DEFCON30, Mayhem CTF.

We were given a file full of random bytes. The flag was in there somewhere. It was too random to be encrypted, there wasn't any structure. `file` didn't return anything, truly just a bag of bytes.

I had decided to install `hexyl` as an alternative option to some of the other hex editors installed o my linux machine. All the bytes were colored grey.

I scrolled the file and noticed a blip of yellow. A random golden `{` amongst all the noise. Weird.

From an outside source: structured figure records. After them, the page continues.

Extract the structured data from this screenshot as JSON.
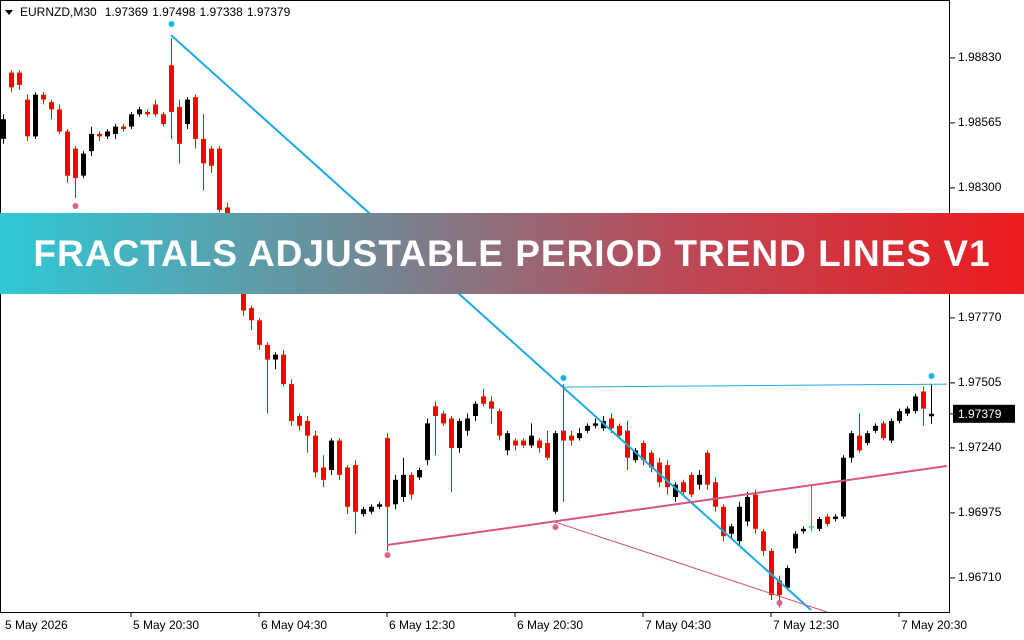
{
  "chart_data": {
    "type": "candlestick",
    "symbol": "EURNZD,M30",
    "banner": "FRACTALS ADJUSTABLE PERIOD TREND LINES V1",
    "categories": [
      "5 May 2026",
      null,
      null,
      null,
      null,
      null,
      null,
      null,
      null,
      null,
      null,
      null,
      null,
      null,
      null,
      null,
      "5 May 20:30",
      null,
      null,
      null,
      null,
      null,
      null,
      null,
      null,
      null,
      null,
      null,
      null,
      null,
      null,
      null,
      "6 May 04:30",
      null,
      null,
      null,
      null,
      null,
      null,
      null,
      null,
      null,
      null,
      null,
      null,
      null,
      null,
      null,
      "6 May 12:30",
      null,
      null,
      null,
      null,
      null,
      null,
      null,
      null,
      null,
      null,
      null,
      null,
      null,
      null,
      null,
      "6 May 20:30",
      null,
      null,
      null,
      null,
      null,
      null,
      null,
      null,
      null,
      null,
      null,
      null,
      null,
      null,
      null,
      "7 May 04:30",
      null,
      null,
      null,
      null,
      null,
      null,
      null,
      null,
      null,
      null,
      null,
      null,
      null,
      null,
      null,
      "7 May 12:30",
      null,
      null,
      null,
      null,
      null,
      null,
      null,
      null,
      null,
      null,
      null,
      null,
      null,
      null,
      null,
      "7 May 20:30",
      null,
      null,
      null,
      null
    ],
    "open": [
      1.985,
      1.9877,
      1.9877,
      1.9866,
      1.9851,
      1.9868,
      1.9865,
      1.9862,
      1.9853,
      1.9846,
      1.9835,
      1.9845,
      1.9852,
      1.9851,
      1.9852,
      1.9855,
      1.9855,
      1.986,
      1.9861,
      1.9864,
      1.986,
      1.988,
      1.9863,
      1.9856,
      1.9867,
      1.985,
      1.9846,
      1.9846,
      1.9822,
      1.9817,
      1.979,
      1.9781,
      1.9776,
      1.9766,
      1.976,
      1.9762,
      1.975,
      1.9737,
      1.9735,
      1.9729,
      1.9716,
      1.9715,
      1.9727,
      1.9716,
      1.9717,
      1.9697,
      1.9698,
      1.97,
      1.9728,
      1.9701,
      1.9704,
      1.9713,
      1.9712,
      1.9719,
      1.9741,
      1.9738,
      1.9736,
      1.9724,
      1.9731,
      1.9737,
      1.9745,
      1.9743,
      1.9739,
      1.9723,
      1.9727,
      1.9727,
      1.9725,
      1.9727,
      1.9726,
      1.9698,
      1.9731,
      1.9729,
      1.9728,
      1.9731,
      1.9733,
      1.9732,
      1.9736,
      1.9733,
      1.9731,
      1.9719,
      1.9726,
      1.9722,
      1.9718,
      1.9717,
      1.9704,
      1.971,
      1.9713,
      1.9709,
      1.9722,
      1.971,
      1.97,
      1.9689,
      1.9686,
      1.9694,
      1.9705,
      1.969,
      1.9682,
      1.967,
      1.9667,
      1.9683,
      1.969,
      1.9692,
      1.9691,
      1.9696,
      1.9695,
      1.9696,
      1.972,
      1.9729,
      1.9726,
      1.9731,
      1.9734,
      1.9727,
      1.9735,
      1.9738,
      1.9739,
      1.9747,
      1.97369
    ],
    "high": [
      1.986,
      1.9878,
      1.9878,
      1.9868,
      1.9869,
      1.9869,
      1.9866,
      1.9864,
      1.9854,
      1.9847,
      1.9845,
      1.9855,
      1.9853,
      1.9854,
      1.9856,
      1.9856,
      1.9861,
      1.9863,
      1.9862,
      1.9866,
      1.9861,
      1.9891,
      1.9866,
      1.9867,
      1.9868,
      1.986,
      1.9847,
      1.9847,
      1.9824,
      1.9818,
      1.9792,
      1.9782,
      1.9777,
      1.9767,
      1.9763,
      1.9764,
      1.9752,
      1.9738,
      1.9737,
      1.9731,
      1.9721,
      1.9728,
      1.9728,
      1.9717,
      1.9719,
      1.97,
      1.9701,
      1.9702,
      1.973,
      1.9713,
      1.972,
      1.9714,
      1.9716,
      1.9736,
      1.9743,
      1.9739,
      1.9737,
      1.9736,
      1.9738,
      1.9743,
      1.9748,
      1.9745,
      1.974,
      1.9731,
      1.9728,
      1.9728,
      1.9734,
      1.9728,
      1.9731,
      1.9731,
      1.975,
      1.9731,
      1.9732,
      1.9734,
      1.9736,
      1.9737,
      1.9738,
      1.9734,
      1.9735,
      1.9724,
      1.9727,
      1.9723,
      1.972,
      1.9719,
      1.971,
      1.9711,
      1.9714,
      1.9715,
      1.9723,
      1.9712,
      1.9701,
      1.9693,
      1.9702,
      1.9706,
      1.9707,
      1.9691,
      1.9683,
      1.9672,
      1.9676,
      1.969,
      1.9692,
      1.9709,
      1.9696,
      1.9697,
      1.9697,
      1.9721,
      1.9731,
      1.9738,
      1.9731,
      1.9734,
      1.9735,
      1.9736,
      1.974,
      1.9741,
      1.9746,
      1.9749,
      1.97498
    ],
    "low": [
      1.9848,
      1.9869,
      1.987,
      1.9849,
      1.985,
      1.9864,
      1.9858,
      1.9852,
      1.9832,
      1.9826,
      1.9834,
      1.9843,
      1.9849,
      1.985,
      1.985,
      1.9853,
      1.9854,
      1.9859,
      1.9859,
      1.9859,
      1.9855,
      1.985,
      1.984,
      1.9854,
      1.9846,
      1.9829,
      1.9836,
      1.982,
      1.9815,
      1.9788,
      1.9778,
      1.9772,
      1.9764,
      1.9738,
      1.9756,
      1.9749,
      1.9733,
      1.9731,
      1.9722,
      1.9712,
      1.9708,
      1.9713,
      1.9711,
      1.9697,
      1.9689,
      1.9696,
      1.9697,
      1.9699,
      1.9682,
      1.9699,
      1.9702,
      1.9703,
      1.9711,
      1.9717,
      1.9721,
      1.9733,
      1.9706,
      1.9722,
      1.9729,
      1.9735,
      1.9741,
      1.9734,
      1.9727,
      1.9721,
      1.9723,
      1.9724,
      1.9724,
      1.9722,
      1.9719,
      1.9697,
      1.9702,
      1.9725,
      1.9727,
      1.973,
      1.9732,
      1.9731,
      1.973,
      1.9728,
      1.9715,
      1.9718,
      1.9717,
      1.9714,
      1.9708,
      1.9705,
      1.9702,
      1.9705,
      1.9704,
      1.9707,
      1.9707,
      1.9698,
      1.9686,
      1.9687,
      1.9684,
      1.9692,
      1.9689,
      1.968,
      1.9662,
      1.9659,
      1.9666,
      1.9681,
      1.9689,
      1.969,
      1.969,
      1.9692,
      1.9694,
      1.9695,
      1.9718,
      1.9722,
      1.9725,
      1.973,
      1.9727,
      1.9726,
      1.9734,
      1.9737,
      1.9738,
      1.9733,
      1.97338
    ],
    "close": [
      1.9858,
      1.9871,
      1.9872,
      1.9851,
      1.9868,
      1.9866,
      1.9862,
      1.9853,
      1.9835,
      1.9834,
      1.9844,
      1.9852,
      1.9851,
      1.9853,
      1.9855,
      1.9854,
      1.986,
      1.9862,
      1.986,
      1.986,
      1.9856,
      1.9861,
      1.9848,
      1.9866,
      1.985,
      1.984,
      1.9839,
      1.9821,
      1.9817,
      1.979,
      1.978,
      1.9776,
      1.9766,
      1.976,
      1.9762,
      1.975,
      1.9735,
      1.9733,
      1.9729,
      1.9714,
      1.9711,
      1.9727,
      1.9713,
      1.97,
      1.9698,
      1.9699,
      1.97,
      1.9701,
      1.97,
      1.9711,
      1.9713,
      1.9705,
      1.9715,
      1.9734,
      1.9737,
      1.9734,
      1.9724,
      1.9735,
      1.9736,
      1.9742,
      1.9742,
      1.974,
      1.9729,
      1.973,
      1.9725,
      1.9725,
      1.9729,
      1.9724,
      1.972,
      1.973,
      1.9727,
      1.9727,
      1.973,
      1.9733,
      1.9734,
      1.9735,
      1.9732,
      1.9729,
      1.972,
      1.9723,
      1.9719,
      1.9716,
      1.971,
      1.9708,
      1.9709,
      1.9706,
      1.9705,
      1.9713,
      1.9709,
      1.97,
      1.9688,
      1.9692,
      1.97,
      1.9704,
      1.9691,
      1.9682,
      1.9664,
      1.9664,
      1.9675,
      1.9689,
      1.9691,
      1.9692,
      1.9695,
      1.9693,
      1.9696,
      1.972,
      1.973,
      1.9723,
      1.973,
      1.9733,
      1.9728,
      1.9735,
      1.9739,
      1.974,
      1.9745,
      1.974,
      1.97379
    ],
    "colors": {
      "up": "#000000",
      "down": "#ff0000",
      "doji": "#00c000"
    },
    "ylim": [
      1.96571,
      1.99066
    ],
    "yticks": [
      {
        "value": 1.9883,
        "label": "1.98830"
      },
      1.98565,
      {
        "value": 1.983,
        "label": "1.98300"
      },
      {
        "value": 1.9777,
        "label": "1.97770"
      },
      1.97505,
      {
        "value": 1.9724,
        "label": "1.97240"
      },
      1.96975,
      {
        "value": 1.9671,
        "label": "1.96710"
      }
    ],
    "trend_lines": [
      {
        "x": [
          21,
          101
        ],
        "y": [
          1.98923,
          1.96579
        ],
        "color": "#1aa9e6",
        "width": 2
      },
      {
        "x": [
          70,
          118
        ],
        "y": [
          1.97488,
          1.975
        ],
        "color": "#1aa9e6",
        "width": 1
      },
      {
        "x": [
          48,
          118
        ],
        "y": [
          1.96844,
          1.97166
        ],
        "color": "#d9547f",
        "width": 2
      },
      {
        "x": [
          69,
          103
        ],
        "y": [
          1.96938,
          1.96571
        ],
        "color": "#d9547f",
        "width": 1
      }
    ],
    "fractals_up": {
      "x": [
        21,
        70,
        116
      ],
      "y": [
        1.98968,
        1.97525,
        1.97533
      ],
      "color": "#17b2ec"
    },
    "fractals_down": {
      "x": [
        9,
        48,
        69,
        97
      ],
      "y": [
        1.98226,
        1.96803,
        1.96917,
        1.96608
      ],
      "color": "#d9648a"
    }
  }
}
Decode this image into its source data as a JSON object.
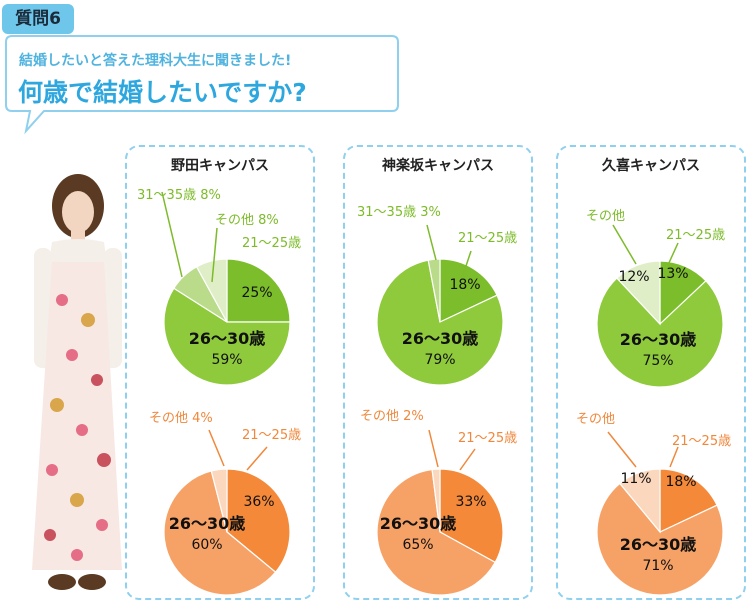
{
  "header": {
    "badge": "質問6",
    "subtitle": "結婚したいと答えた理科大生に聞きました!",
    "title": "何歳で結婚したいですか?"
  },
  "colors": {
    "accent": "#6ec6ea",
    "green_main": "#8fca3c",
    "green_mid": "#7cbd2b",
    "green_light": "#dfeec7",
    "orange_main": "#f6a266",
    "orange_mid": "#f4893a",
    "orange_light": "#fbd7bd",
    "green_label": "#7dbb2a",
    "orange_label": "#f0883c"
  },
  "panels": [
    {
      "title": "野田キャンパス"
    },
    {
      "title": "神楽坂キャンパス"
    },
    {
      "title": "久喜キャンパス"
    }
  ],
  "chart_data": [
    {
      "type": "pie",
      "campus": "野田キャンパス",
      "group": "green",
      "slices": [
        {
          "label": "21〜25歳",
          "value": 25,
          "pct": "25%"
        },
        {
          "label": "26〜30歳",
          "value": 59,
          "pct": "59%"
        },
        {
          "label": "31〜35歳",
          "value": 8,
          "pct": "8%"
        },
        {
          "label": "その他",
          "value": 8,
          "pct": "8%"
        }
      ]
    },
    {
      "type": "pie",
      "campus": "神楽坂キャンパス",
      "group": "green",
      "slices": [
        {
          "label": "21〜25歳",
          "value": 18,
          "pct": "18%"
        },
        {
          "label": "26〜30歳",
          "value": 79,
          "pct": "79%"
        },
        {
          "label": "31〜35歳",
          "value": 3,
          "pct": "3%"
        }
      ]
    },
    {
      "type": "pie",
      "campus": "久喜キャンパス",
      "group": "green",
      "slices": [
        {
          "label": "21〜25歳",
          "value": 13,
          "pct": "13%"
        },
        {
          "label": "26〜30歳",
          "value": 75,
          "pct": "75%"
        },
        {
          "label": "その他",
          "value": 12,
          "pct": "12%"
        }
      ]
    },
    {
      "type": "pie",
      "campus": "野田キャンパス",
      "group": "orange",
      "slices": [
        {
          "label": "21〜25歳",
          "value": 36,
          "pct": "36%"
        },
        {
          "label": "26〜30歳",
          "value": 60,
          "pct": "60%"
        },
        {
          "label": "その他",
          "value": 4,
          "pct": "4%"
        }
      ]
    },
    {
      "type": "pie",
      "campus": "神楽坂キャンパス",
      "group": "orange",
      "slices": [
        {
          "label": "21〜25歳",
          "value": 33,
          "pct": "33%"
        },
        {
          "label": "26〜30歳",
          "value": 65,
          "pct": "65%"
        },
        {
          "label": "その他",
          "value": 2,
          "pct": "2%"
        }
      ]
    },
    {
      "type": "pie",
      "campus": "久喜キャンパス",
      "group": "orange",
      "slices": [
        {
          "label": "21〜25歳",
          "value": 18,
          "pct": "18%"
        },
        {
          "label": "26〜30歳",
          "value": 71,
          "pct": "71%"
        },
        {
          "label": "その他",
          "value": 11,
          "pct": "11%"
        }
      ]
    }
  ]
}
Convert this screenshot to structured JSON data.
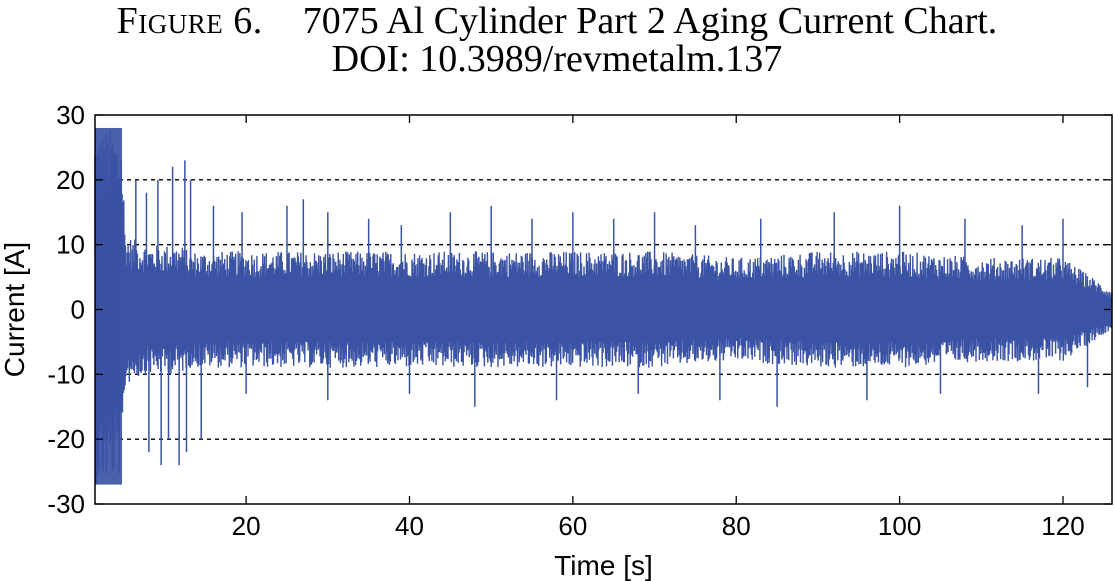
{
  "caption": {
    "label": "Figure 6.",
    "title": "7075 Al Cylinder Part 2 Aging Current Chart.",
    "doi": "DOI: 10.3989/revmetalm.137"
  },
  "chart_data": {
    "type": "line",
    "xlabel": "Time [s]",
    "ylabel": "Current [A]",
    "xlim": [
      1.5,
      126
    ],
    "ylim": [
      -30,
      30
    ],
    "xticks": [
      20,
      40,
      60,
      80,
      100,
      120
    ],
    "yticks": [
      -30,
      -20,
      -10,
      0,
      10,
      20,
      30
    ],
    "grid": "dashed horizontal at ±10, ±20",
    "series": [
      {
        "color": "#3a53a4",
        "envelope": {
          "x": [
            1.5,
            2,
            3,
            4,
            4.8,
            5.2,
            6,
            8,
            10,
            12,
            13,
            15,
            20,
            30,
            40,
            50,
            60,
            70,
            80,
            90,
            100,
            110,
            120,
            126
          ],
          "upper": [
            28,
            28,
            28,
            28,
            27,
            12,
            11,
            10,
            10,
            10,
            9,
            9,
            9,
            9,
            9,
            9,
            9,
            9,
            8,
            9,
            9,
            8,
            8,
            3
          ],
          "lower": [
            -27,
            -27,
            -27,
            -26,
            -26,
            -12,
            -11,
            -10,
            -10,
            -10,
            -9,
            -9,
            -9,
            -9,
            -9,
            -9,
            -9,
            -9,
            -8,
            -9,
            -9,
            -8,
            -8,
            -3
          ]
        },
        "spikes": [
          {
            "x": 6.5,
            "y": 20
          },
          {
            "x": 7.8,
            "y": 18
          },
          {
            "x": 9.2,
            "y": 20
          },
          {
            "x": 11.0,
            "y": 22
          },
          {
            "x": 12.5,
            "y": 23
          },
          {
            "x": 13.2,
            "y": 20
          },
          {
            "x": 8.1,
            "y": -22
          },
          {
            "x": 9.6,
            "y": -24
          },
          {
            "x": 10.5,
            "y": -20
          },
          {
            "x": 11.8,
            "y": -24
          },
          {
            "x": 12.7,
            "y": -22
          },
          {
            "x": 14.5,
            "y": -20
          },
          {
            "x": 16.0,
            "y": 16
          },
          {
            "x": 19.5,
            "y": 15
          },
          {
            "x": 25.0,
            "y": 16
          },
          {
            "x": 27.0,
            "y": 17
          },
          {
            "x": 30.0,
            "y": 15
          },
          {
            "x": 35.0,
            "y": 14
          },
          {
            "x": 39.0,
            "y": 13
          },
          {
            "x": 45.0,
            "y": 15
          },
          {
            "x": 50.0,
            "y": 16
          },
          {
            "x": 55.0,
            "y": 14
          },
          {
            "x": 60.0,
            "y": 15
          },
          {
            "x": 65.0,
            "y": 14
          },
          {
            "x": 70.0,
            "y": 15
          },
          {
            "x": 75.0,
            "y": 13
          },
          {
            "x": 83.0,
            "y": 14
          },
          {
            "x": 92.0,
            "y": 15
          },
          {
            "x": 100.0,
            "y": 16
          },
          {
            "x": 108.0,
            "y": 14
          },
          {
            "x": 115.0,
            "y": 13
          },
          {
            "x": 120.0,
            "y": 14
          },
          {
            "x": 20.0,
            "y": -13
          },
          {
            "x": 30.0,
            "y": -14
          },
          {
            "x": 40.0,
            "y": -13
          },
          {
            "x": 48.0,
            "y": -15
          },
          {
            "x": 58.0,
            "y": -14
          },
          {
            "x": 68.0,
            "y": -13
          },
          {
            "x": 78.0,
            "y": -14
          },
          {
            "x": 85.0,
            "y": -15
          },
          {
            "x": 96.0,
            "y": -14
          },
          {
            "x": 105.0,
            "y": -13
          },
          {
            "x": 117.0,
            "y": -13
          },
          {
            "x": 123.0,
            "y": -12
          }
        ]
      }
    ]
  }
}
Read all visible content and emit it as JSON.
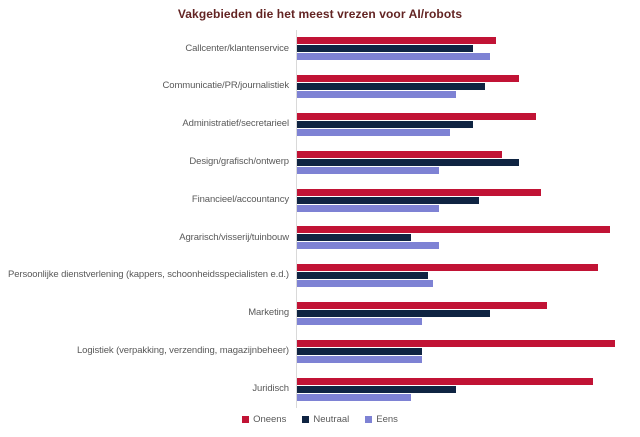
{
  "title": "Vakgebieden die het meest vrezen voor AI/robots",
  "colors": {
    "oneens": "#c11335",
    "neutraal": "#0f2442",
    "eens": "#7e82d4",
    "title_text": "#632423",
    "label_text": "#595959",
    "axis_line": "#d9d9d9"
  },
  "chart_data": {
    "type": "bar",
    "orientation": "horizontal",
    "title": "Vakgebieden die het meest vrezen voor AI/robots",
    "xlabel": "",
    "ylabel": "",
    "unit": "percent",
    "xlim": [
      0,
      60
    ],
    "grid": false,
    "legend_position": "bottom",
    "categories": [
      "Callcenter/klantenservice",
      "Communicatie/PR/journalistiek",
      "Administratief/secretarieel",
      "Design/grafisch/ontwerp",
      "Financieel/accountancy",
      "Agrarisch/visserij/tuinbouw",
      "Persoonlijke dienstverlening (kappers, schoonheidsspecialisten e.d.)",
      "Marketing",
      "Logistiek (verpakking, verzending, magazijnbeheer)",
      "Juridisch"
    ],
    "series": [
      {
        "name": "Oneens",
        "color": "#c11335",
        "values": [
          35,
          39,
          42,
          36,
          43,
          55,
          53,
          44,
          56,
          52
        ]
      },
      {
        "name": "Neutraal",
        "color": "#0f2442",
        "values": [
          31,
          33,
          31,
          39,
          32,
          20,
          23,
          34,
          22,
          28
        ]
      },
      {
        "name": "Eens",
        "color": "#7e82d4",
        "values": [
          34,
          28,
          27,
          25,
          25,
          25,
          24,
          22,
          22,
          20
        ]
      }
    ]
  }
}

The next colored byte was a `C`, then `T`, `F`.

---

At that time, I was mostly using HexFiend to look at raw files, which didn't have byte coloring. For DEFCON I had decided to drive my linux machine. I had ghex installed, but i had also decided to install and try `hexyl` via cli. So seeing bytes in color was purely by chance that I had installed it. I eventually posted an issue to ghex to add color support. https://gitlab.gnome.org/GNOME/ghex/-/issues/60

I need to see if I can find the file and post it on that blog post. https://bwiggs.com/posts/2023-08-31-hacking-in-color/


Replies

abcd_fyesterday at 1:25 PM

> It was too random to be encrypted

That's a rather odd remark.

show 1 reply
masfuerteyesterday at 2:48 PM

I don't get it. If you were looking at random data, why did hexyl apply colour to only the brace, C, T and F?

Crestwaveyesterday at 2:47 PM

Wouldn't strings(1) have worked for this?